NASA finds rare phenomenon happening on Saturn
The discovery was made using observations from NASA’s Hubble Space Telescope, along with the Cassini, Voyager 1 and 2 and the International Ultraviolet Explorer missions.
Watch: Four days at Saturn
NASA's Cassini spacecraft stared at Saturn for nearly 44 hours on April 25 to 27, 2016, to obtain this movie showing just over four Saturn days. (Courtesy: NASA/JPL-Caltech/Space Science Institute)
A recent study found that Saturn’s upper atmosphere is being heated by the planet’s signature rings. According to NASA, the phenomenon has never been seen before in the solar system.
In a composite image released Thursday, the strip of Saturn’s atmosphere experiencing higher temperatures appears as a bright white band at around 30 degrees latitude.
Called the Saturn Lyman-alpha bulge, this band is 30 percent brighter than the surrounding regions, NASA said.

This is a composite image showing the Saturn Lyman-alpha bulge on Saturn.
(NASA, ESA, Lotfi Ben-Jaffel (IAP & LPL) / NASA)
The Saturn Lyman-alpha bulge is caused by an excess of ultraviolet radiation, which appears as a line of hot hydrogen in the planet’s atmosphere.
According to NASA, this increased level of radiation indicates that that portion of the atmosphere is being contaminated and heating up from an outside source.
SATURN CAPTURED IN BEAUTIFUL CLARIFY BY ARIZONA PHOTOGRAPHER
The most likely source is Saturn’s rings, which rain down icy particles onto the planet. NASA said this "ice rain" from the rings might be caused by micrometeorites, solar wind particle bombardment, solar ultraviolet radiation or electromagnetic forces picking up electrically charged dust.

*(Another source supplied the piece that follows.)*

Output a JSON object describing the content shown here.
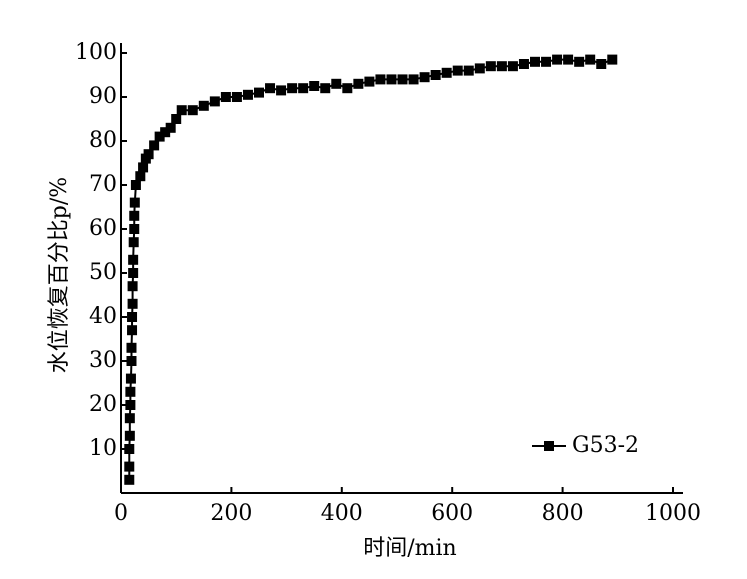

This was Cassini’s view from orbit around Saturn on Jan. 2, 2010. In this image, the rings on the night side of the planet have been brightened significantly to more clearly reveal their features.

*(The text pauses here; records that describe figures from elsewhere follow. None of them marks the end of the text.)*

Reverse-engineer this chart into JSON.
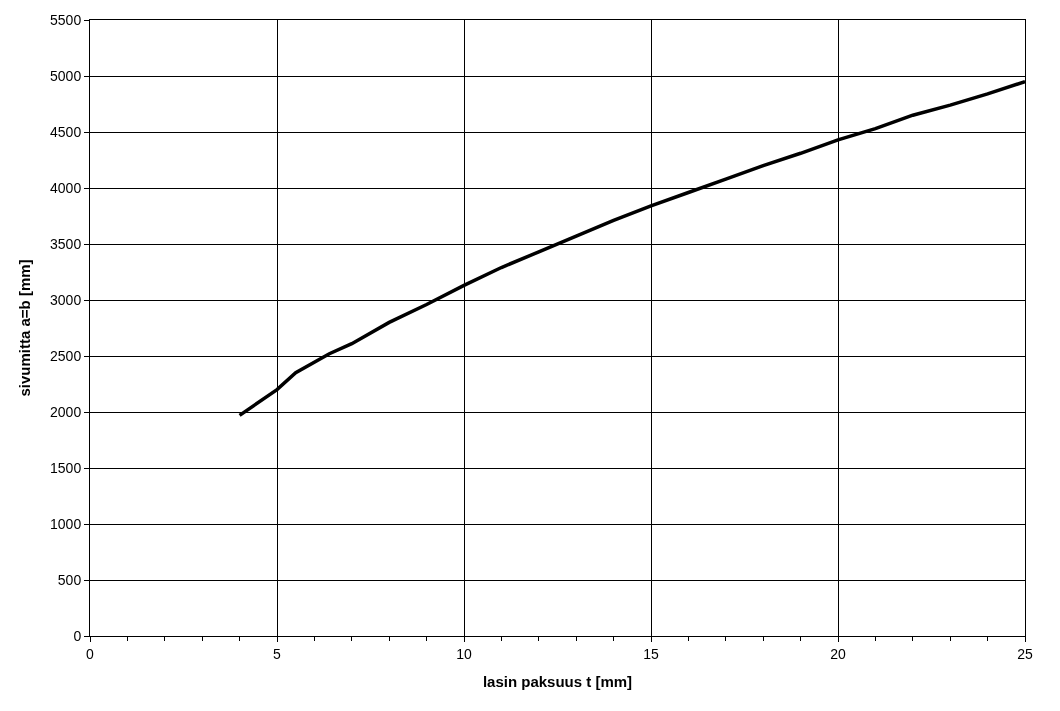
{
  "chart_data": {
    "type": "line",
    "xlabel": "lasin paksuus t [mm]",
    "ylabel": "sivumitta a=b [mm]",
    "series": [
      {
        "color": "#000000",
        "x": [
          4,
          5,
          5.5,
          6.4,
          7,
          8,
          9,
          10,
          11,
          12,
          13,
          14,
          15,
          16,
          17,
          18,
          19,
          20,
          21,
          22,
          23,
          24,
          25
        ],
        "values": [
          1970,
          2200,
          2350,
          2520,
          2610,
          2800,
          2960,
          3130,
          3290,
          3430,
          3570,
          3710,
          3840,
          3960,
          4080,
          4200,
          4310,
          4430,
          4530,
          4650,
          4740,
          4840,
          4950
        ]
      }
    ],
    "xlim": [
      0,
      25
    ],
    "xticks": [
      0,
      5,
      10,
      15,
      20,
      25
    ],
    "ylim": [
      0,
      5500
    ],
    "yticks": [
      0,
      500,
      1000,
      1500,
      2000,
      2500,
      3000,
      3500,
      4000,
      4500,
      5000,
      5500
    ],
    "grid": true,
    "marker": "none",
    "line_style": "solid"
  }
}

(NASA/JPL-Caltech/Space Science Institute / NASA)
"Everything is driven by ring particles cascading into the atmosphere at specific latitudes. They modify the upper atmosphere, changing the composition," said Lotfi Ben-Jaffel, astronomer and author of a paper published on March 30 in the Planetary Science Journal.

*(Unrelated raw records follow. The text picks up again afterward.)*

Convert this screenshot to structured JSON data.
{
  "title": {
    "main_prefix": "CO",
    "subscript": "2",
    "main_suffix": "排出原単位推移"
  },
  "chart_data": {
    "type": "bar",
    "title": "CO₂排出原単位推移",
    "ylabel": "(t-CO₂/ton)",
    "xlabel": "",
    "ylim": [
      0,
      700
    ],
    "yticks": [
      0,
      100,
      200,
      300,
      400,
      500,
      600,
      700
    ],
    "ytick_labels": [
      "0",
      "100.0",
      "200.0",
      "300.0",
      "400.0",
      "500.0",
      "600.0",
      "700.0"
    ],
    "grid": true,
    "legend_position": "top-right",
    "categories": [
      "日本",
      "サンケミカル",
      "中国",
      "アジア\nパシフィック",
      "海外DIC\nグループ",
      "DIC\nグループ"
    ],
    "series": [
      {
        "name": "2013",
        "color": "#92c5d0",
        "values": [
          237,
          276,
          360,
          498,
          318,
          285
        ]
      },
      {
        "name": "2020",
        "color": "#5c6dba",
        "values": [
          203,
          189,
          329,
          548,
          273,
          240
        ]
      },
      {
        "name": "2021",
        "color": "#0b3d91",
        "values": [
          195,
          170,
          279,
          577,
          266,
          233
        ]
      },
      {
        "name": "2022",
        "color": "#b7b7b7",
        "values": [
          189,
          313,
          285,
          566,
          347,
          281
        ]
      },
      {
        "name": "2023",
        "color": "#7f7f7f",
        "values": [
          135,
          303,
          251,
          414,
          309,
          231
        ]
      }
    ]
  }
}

"And then you also have collisional processes with atmospheric gasses that are probably heating the atmosphere at a specific altitude," Ben-Jaffel added.
Additionally, he found that the higher UV radiation in the Saturn Lyman-alpha bulge did not change throughout the ringed planet’s orbit around the sun, which takes about 29.4 Earth years, NASA said.

Saturn's rings are made mostly of particles of water ice that range in size from smaller than a grain of sand to as large as mountains. The ring system extends up to 175,000 miles (282,000 kilometers) from the planet, but for all their immense width, the rings are razor-thin, about 30 feet (10 meters) thick in most places.
(NASA/JPL-Caltech/Space Science Institute / NASA)
Ben-Jaffel analyzed four decades of UV data from the Hubble Space Telescope, along with four space missions that studied the ringed planet: the Cassini mission, which arrived at Saturn in 2004, the Voyager 1 and 2 missions from the 1980s, and the International Ultraviolet Explorer mission that was launched in 1978.
While rings can also be found around Jupiter, Uranus and Neptune, NASA said Saturn is the only planet where this phenomenon of rings heating a planet's atmosphere is occurring.